Aceh dan Kemaritiman

Polaris

(Dan laut yang t'lah kita tinggalkan
sendiri tanpa layar lancang
Dan bentang permukaan birunya
yang tidak lagi menghiasi impian
Dan bintang-bintang di langit malam
yang tidak lagi jadi penerang

Dan waktu yang t'lah lepas
dari genggaman

Dan kita yang jatuh terpental

dari panggung zaman)

Kesilaman dalam perspektif ilmiah sedang tidak diminati. Konon, arus utama di Aceh sedang fokus pada kekinian dan masa depan, namun tampaknya hal itu akan dilakukan dengan pola perilaku pengidap amnesia psikogenik, yakni dengan tanpa apapun rekaman tentang masa lampaunya.

Dengan kekosongan pikiran sebagaimana pengidap amnesia psikogenik, arus utama berniat melangkah menyusul orang lain yang dikiranya sudah lebih jauh maju di depan! Namun terang saja, ia tidak memiliki modul yang disusunnya sendiri atas dasar pengetahuan dan pengalamannya. Ia hanya meniru dan mengekor orang lain tanpa kesadaran yang mendalam terhadap arah yang dituju, dan juga tanpa pengetahuan akan pola langkah terbaik yang diambil demi mencapai tujuan. Seluruh hal yang dimauinya hanyalah meniru dan mengekor apa saja yang dapat mengesankan dirinya seolah-olah seseorang yang sedang melangkah maju.

Lucu-pilunya lagi, ketika baru beberapa langkah ia mengangkatkan kakinya, ia terpaksa berhenti lama hanya oleh karena satu duri kecil yang menusuk kaki. Otaknya tidak menyediakan penjelasan untuk itu sebab telah kosong dari apapun pengalaman. Ia bertanya-tanya, apa ini dan kenapa menyebabkan sakit? Pada waktu kemudian ia akan melangkah dengan sangat lamban hanya karena takut tertusuk duri kecil! Mampukah kemudian ia menyusul?!

Kesilaman dalam perspektif ilmiah (sejarah) merupakan khazanah sekaligus sumber pengetahuan dan pengalaman yang diperlukan dalam penyusunan modul rekayasa kekinian dan masa depan. Tapi di Aceh, sumber ini ditelantarkan percuma.
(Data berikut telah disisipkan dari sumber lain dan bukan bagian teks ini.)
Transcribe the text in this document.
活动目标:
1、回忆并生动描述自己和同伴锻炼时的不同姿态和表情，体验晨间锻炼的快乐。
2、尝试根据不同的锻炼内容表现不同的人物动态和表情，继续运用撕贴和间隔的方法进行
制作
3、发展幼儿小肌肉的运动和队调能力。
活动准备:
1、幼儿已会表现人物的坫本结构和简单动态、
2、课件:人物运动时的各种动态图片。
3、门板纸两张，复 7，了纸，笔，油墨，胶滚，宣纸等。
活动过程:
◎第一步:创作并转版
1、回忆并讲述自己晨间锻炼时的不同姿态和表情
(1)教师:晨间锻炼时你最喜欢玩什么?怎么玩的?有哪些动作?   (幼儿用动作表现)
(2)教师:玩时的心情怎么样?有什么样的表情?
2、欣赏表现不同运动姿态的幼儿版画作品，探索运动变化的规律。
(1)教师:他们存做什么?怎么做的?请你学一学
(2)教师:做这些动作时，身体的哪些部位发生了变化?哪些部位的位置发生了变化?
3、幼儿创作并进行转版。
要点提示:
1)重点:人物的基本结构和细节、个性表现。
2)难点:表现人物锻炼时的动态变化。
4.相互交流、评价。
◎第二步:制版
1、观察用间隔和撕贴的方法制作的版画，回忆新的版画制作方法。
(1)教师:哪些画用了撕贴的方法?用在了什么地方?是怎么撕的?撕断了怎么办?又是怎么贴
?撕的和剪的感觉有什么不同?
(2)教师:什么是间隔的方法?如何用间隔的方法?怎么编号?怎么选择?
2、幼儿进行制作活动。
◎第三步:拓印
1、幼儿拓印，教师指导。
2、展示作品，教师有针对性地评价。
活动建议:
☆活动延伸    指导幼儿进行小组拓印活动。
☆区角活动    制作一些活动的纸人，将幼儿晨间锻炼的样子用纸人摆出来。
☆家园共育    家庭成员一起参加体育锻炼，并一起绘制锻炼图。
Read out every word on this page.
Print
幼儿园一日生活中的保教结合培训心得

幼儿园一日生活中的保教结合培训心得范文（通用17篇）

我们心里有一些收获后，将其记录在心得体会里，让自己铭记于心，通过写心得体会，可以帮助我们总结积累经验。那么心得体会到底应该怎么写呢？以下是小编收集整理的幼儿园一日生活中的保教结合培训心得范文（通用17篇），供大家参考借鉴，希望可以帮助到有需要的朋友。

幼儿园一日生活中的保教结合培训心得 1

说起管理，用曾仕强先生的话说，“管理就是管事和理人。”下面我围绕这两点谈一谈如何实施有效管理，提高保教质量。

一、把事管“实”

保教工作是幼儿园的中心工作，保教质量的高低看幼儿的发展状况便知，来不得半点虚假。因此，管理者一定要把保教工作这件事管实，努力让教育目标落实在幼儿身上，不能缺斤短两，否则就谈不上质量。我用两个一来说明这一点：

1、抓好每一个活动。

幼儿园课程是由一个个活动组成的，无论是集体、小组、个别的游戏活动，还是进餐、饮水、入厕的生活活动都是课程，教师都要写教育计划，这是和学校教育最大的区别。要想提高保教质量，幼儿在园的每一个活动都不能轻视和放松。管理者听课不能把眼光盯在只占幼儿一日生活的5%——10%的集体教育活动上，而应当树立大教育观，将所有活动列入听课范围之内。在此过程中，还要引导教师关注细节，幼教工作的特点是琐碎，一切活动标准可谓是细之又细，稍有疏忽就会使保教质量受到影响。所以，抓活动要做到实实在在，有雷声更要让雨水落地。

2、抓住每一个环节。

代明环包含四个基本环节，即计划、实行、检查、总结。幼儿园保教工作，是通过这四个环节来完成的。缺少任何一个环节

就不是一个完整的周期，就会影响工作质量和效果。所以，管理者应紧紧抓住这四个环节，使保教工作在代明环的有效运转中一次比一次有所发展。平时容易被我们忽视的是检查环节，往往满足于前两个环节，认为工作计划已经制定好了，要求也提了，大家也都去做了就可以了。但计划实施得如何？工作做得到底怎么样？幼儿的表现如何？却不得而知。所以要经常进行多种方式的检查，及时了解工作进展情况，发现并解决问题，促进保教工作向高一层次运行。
Walhasil, Aceh yang telah sangat lama menempuh perjalanan melewati berbagai aral melintang di jalan pembangunan peradaban Islam di kawasan Asia Tenggara, dan yang di masa lampaunya merupakan sebuah gagasan (konsep), kini menjadi semata-mata ruang geografis hunian level provinsi, atau secara lebih picik lagi, dianggap sebagai sebuah suku.

Permukiman Pelaut
Sejauh pemeriksaan yang dilakukan selama ini terhadap dokumen-dokumen serta berbagai tulisan (laporan) yang pernah dipublikasi menyangkut batu nisan Aceh, sejak permulaan abad ke-20 (zaman kolonial Belanda) sampai dekade pertama abad ke-21, dapat dipastikan bahwa berbagai lokasi situs dari zaman Sumatra (abad ke-13 s/d ke-16) yang hari ini berada dalam wilayah administrasi Kota Lhokseumawe ternyata sama sekali telah luput dari perhatian. Lokasi-lokasi situs yang dapat dikelompokkan, sedikitnya, ke dalam lima kawasan situs penting di sekitar Teluk Samawi--toponimi awal dari apa yang kemudian lebih dikenal dengan Lhok Seumawe--baru terungkap dalam kegiatan penyelidikan yang dilakukan CISAH di tahun-tahun pertama dekade kedua abad ke-21 ini. Kawasan-kawasan situs tersebut secara umum berada di bagian barat teluk, dan jika diurut selaras orientasi selatan-utara, terdiri dari: Meuraksa (mukim), Kandang (mukim), Alue Lim-Jileukat-Blang Weu (gampong-gampong dalam mukim Mangat Makmu), Cunda (mukim), Lhokseumawe (mukim).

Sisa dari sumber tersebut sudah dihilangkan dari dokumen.